Originally written by Mac Wetherbee and posted on: https://mindfish.com/blog/what-is-item-response-theory/
You have probably read about the SAT and PSAT going digital and including a computer-adaptive component starting in 2023 and 2024. What you may not know is that this change is made possible by a statistical technique known as Item-Response Theory (IRT).
IRT plays a critical role in standardized tests like the ACT and SAT. IRT is a framework of statistical models that allows researchers and test-makers to estimate individuals’ underlying abilities from a set of questions (called “items”).
We can measure some things directly: a person’s height, weight, eye color, etc. However, some variables are “latent,” meaning that we cannot directly measure or observe them. IRT provides a solution to this problem. These advanced statistical models allow latent constructs to be measured using a test made up of a series of questions.

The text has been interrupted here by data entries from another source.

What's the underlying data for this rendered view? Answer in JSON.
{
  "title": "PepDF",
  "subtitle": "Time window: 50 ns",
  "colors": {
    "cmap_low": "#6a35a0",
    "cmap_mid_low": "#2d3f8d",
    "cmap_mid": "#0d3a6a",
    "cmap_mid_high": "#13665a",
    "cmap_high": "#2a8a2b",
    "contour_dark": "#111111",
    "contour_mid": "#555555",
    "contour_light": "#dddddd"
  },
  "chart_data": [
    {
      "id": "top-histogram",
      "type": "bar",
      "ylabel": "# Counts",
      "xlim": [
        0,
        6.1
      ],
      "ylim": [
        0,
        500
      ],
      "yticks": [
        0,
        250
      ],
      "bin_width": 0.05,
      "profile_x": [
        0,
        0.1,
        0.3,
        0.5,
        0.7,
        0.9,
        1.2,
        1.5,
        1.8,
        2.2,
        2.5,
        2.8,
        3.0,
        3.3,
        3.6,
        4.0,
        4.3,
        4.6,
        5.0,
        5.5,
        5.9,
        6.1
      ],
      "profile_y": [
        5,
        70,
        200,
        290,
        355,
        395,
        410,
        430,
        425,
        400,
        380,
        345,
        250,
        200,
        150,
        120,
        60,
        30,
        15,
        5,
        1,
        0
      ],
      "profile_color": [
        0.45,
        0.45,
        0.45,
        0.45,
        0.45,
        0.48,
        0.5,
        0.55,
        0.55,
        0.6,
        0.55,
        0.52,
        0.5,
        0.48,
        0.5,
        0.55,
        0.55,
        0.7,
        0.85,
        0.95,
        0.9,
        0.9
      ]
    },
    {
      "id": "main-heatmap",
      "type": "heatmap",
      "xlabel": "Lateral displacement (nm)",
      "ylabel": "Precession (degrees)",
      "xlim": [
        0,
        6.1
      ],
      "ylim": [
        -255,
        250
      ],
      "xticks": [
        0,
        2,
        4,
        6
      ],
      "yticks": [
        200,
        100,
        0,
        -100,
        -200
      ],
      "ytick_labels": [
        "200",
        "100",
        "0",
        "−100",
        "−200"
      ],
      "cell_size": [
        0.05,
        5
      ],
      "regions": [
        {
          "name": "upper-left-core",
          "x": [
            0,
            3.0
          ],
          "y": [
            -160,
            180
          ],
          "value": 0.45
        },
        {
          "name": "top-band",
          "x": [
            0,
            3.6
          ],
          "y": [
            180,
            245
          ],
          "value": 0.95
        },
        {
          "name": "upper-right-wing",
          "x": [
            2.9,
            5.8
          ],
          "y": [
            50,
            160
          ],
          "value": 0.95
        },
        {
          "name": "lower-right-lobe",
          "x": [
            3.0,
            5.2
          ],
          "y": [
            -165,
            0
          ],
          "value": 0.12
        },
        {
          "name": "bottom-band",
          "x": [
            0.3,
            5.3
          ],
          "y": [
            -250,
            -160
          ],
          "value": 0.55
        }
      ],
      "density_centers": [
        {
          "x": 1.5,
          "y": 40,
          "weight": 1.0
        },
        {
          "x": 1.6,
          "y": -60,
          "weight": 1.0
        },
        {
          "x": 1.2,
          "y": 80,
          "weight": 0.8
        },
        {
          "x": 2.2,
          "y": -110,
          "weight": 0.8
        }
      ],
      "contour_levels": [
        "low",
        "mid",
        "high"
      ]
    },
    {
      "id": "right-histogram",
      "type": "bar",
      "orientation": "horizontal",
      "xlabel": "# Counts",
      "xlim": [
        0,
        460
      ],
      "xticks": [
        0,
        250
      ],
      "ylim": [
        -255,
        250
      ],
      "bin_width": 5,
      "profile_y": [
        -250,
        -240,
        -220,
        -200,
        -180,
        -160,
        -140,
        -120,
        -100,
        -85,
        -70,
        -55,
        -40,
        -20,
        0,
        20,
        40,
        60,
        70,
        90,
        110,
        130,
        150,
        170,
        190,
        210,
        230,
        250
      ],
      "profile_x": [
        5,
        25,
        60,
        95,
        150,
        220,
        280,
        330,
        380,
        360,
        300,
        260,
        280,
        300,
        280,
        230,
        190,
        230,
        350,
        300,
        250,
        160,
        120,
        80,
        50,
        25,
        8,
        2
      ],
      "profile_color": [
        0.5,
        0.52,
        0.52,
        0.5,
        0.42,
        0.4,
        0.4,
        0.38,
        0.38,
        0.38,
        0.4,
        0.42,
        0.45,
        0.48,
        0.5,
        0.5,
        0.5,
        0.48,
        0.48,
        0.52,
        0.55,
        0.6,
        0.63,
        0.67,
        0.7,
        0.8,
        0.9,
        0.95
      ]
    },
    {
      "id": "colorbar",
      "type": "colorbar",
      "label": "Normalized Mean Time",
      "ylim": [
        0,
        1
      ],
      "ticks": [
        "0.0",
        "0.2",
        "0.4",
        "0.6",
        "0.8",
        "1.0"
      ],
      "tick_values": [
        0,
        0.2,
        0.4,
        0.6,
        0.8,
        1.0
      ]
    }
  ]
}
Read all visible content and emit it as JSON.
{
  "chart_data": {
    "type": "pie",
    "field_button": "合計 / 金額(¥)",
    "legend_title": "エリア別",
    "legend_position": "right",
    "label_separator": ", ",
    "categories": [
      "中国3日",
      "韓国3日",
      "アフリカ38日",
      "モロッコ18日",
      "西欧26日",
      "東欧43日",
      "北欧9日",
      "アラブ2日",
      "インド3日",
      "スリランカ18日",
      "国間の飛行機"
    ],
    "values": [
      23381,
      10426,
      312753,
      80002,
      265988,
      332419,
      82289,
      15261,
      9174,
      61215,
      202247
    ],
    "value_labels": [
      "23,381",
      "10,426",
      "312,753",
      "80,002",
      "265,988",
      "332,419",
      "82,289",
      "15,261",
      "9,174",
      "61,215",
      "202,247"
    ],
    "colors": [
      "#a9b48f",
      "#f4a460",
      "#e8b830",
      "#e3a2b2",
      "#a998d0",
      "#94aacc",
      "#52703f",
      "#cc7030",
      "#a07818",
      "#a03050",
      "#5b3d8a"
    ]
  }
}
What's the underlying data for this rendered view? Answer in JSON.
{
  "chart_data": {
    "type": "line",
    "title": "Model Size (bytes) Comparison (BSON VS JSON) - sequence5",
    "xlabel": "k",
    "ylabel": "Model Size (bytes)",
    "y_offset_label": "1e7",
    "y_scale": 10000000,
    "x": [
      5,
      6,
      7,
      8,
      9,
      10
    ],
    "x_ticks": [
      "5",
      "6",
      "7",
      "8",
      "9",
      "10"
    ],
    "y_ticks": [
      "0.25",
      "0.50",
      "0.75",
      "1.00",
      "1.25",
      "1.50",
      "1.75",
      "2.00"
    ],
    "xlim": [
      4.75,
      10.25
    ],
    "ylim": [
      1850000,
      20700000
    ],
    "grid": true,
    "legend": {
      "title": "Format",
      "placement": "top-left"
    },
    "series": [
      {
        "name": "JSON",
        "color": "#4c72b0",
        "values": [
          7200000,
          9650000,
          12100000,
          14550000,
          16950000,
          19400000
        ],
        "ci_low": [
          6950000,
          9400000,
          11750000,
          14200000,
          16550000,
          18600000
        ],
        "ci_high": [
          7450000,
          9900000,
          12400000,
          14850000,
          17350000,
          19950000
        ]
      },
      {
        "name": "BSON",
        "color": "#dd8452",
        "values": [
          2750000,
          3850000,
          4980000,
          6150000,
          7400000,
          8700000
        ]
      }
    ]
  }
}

The basic idea behind IRT is that the probability of a correct response to a certain question is based on three things: 1. The amount of ability that the student has, 2. The difficulty of the question, and 3. How effectively the question measures the underlying latent ability.
Statistical models based on IRT allow all three of these values to be estimated simultaneously: if we have a test with 60 questions (such as the ACT Math section) given to 1,000 students, the model will estimate a difficulty value for each of the 60 questions, a ‘slope’ or ‘discrimination’ value for each of the 60 questions (how effectively the question measures the underlying ability), and an “ability” level for each of the 1,000 students.
In its purest form, IRT could then simply use this estimated ability level as a score. However, in practice, most test-makers create their own unique scoring scales to translate a student’s ability level into a score that is meaningful to students and colleges (out of 36 for the ACT and out of 1600 for the SAT).
IRT is not a single statistical model—it is actually a family of models. One of the most commonly used variants is called the 3-parameter Logistic (3PL) Model. This is likely what ACT and SAT are using when developing their tests. The formula for this is somewhat complicated:
If this seems overly complex, don’t worry. The main thing to know is that once this formula is applied to multiple questions on the same test, the model can estimate each individual’s ability based on which questions he or she got right or wrong.
We can also use this type of model to look at how individual questions behave differently. For example, the graph below shows us two different questions. The yellow question is harder, as it requires a higher ability level to have a 50% chance of a correct answer. The blue question is easier, and it also has a greater slope (discrimination) value—it provides more information about how much ability the respondent has.
Since elementary school, we have taken tests where our scores are determined by how many questions we answer correctly and/or how many “points” we receive. Typically, each question is worth the same number of points. In fact, the current versions of the ACT and SAT work this way too: for each test, a certain number of correct answers yields a particular score, regardless of which specific questions the student got right and wrong.
With true IRT scoring, however, two people could get the same number of questions correct but earn noticeably different scores. This may seem strange or even unfair to some people, but it has been shown by many academic research studies to be a more accurate and precise way of measuring individuals’ ability levels.
College Board has not explicitly stated that questions will no longer all be weighted the same, but that certainly seems to be the indication that they’re giving when they say, “By design, concordance and vertical scaling studies will establish the digital SAT scale, and the use of item response theory (IRT) and ability estimation will provide the basis for calculating scale scores in near real time” (source).
To demonstrate IRT, I simulated a 98-question test (the length of the digital SAT) with questions of varying difficulty, discrimination, and guessing parameters. I also simulated 1,000 students to take the test, all of varying ability levels. I then had each simulated person take the simulated test, and I applied the 3PL model to this dataset.
Let’s look at two students in this simulated scenario. We will call them Parker and Bailey. Parker got seven more questions correct than Bailey did. On a traditional test, Parker would earn the higher score, and most people would assume that Parker had a higher level of ability. However, Parker’s true ability level is actually quite a bit lower than Bailey’s: 27th percentile versus 54th percentile. Thus, if we used traditional test scoring, we would draw incorrect conclusions.
The IRT model, however, correctly identifies that Bailey actually has more ability than Parker does. This is a small example, but it demonstrates the ability for IRT scoring to measure the abilities of test-takers more accurately than more traditional scoring methods.
ACT and SAT have used IRT models for many years to test their questions and create their scales. With the new digital SAT, College Board appears to be taking it one step further by using IRT scoring and allowing questions to be weighted differently. This allows the test to be shorter and (potentially) more effective at measuring students’ underlying abilities.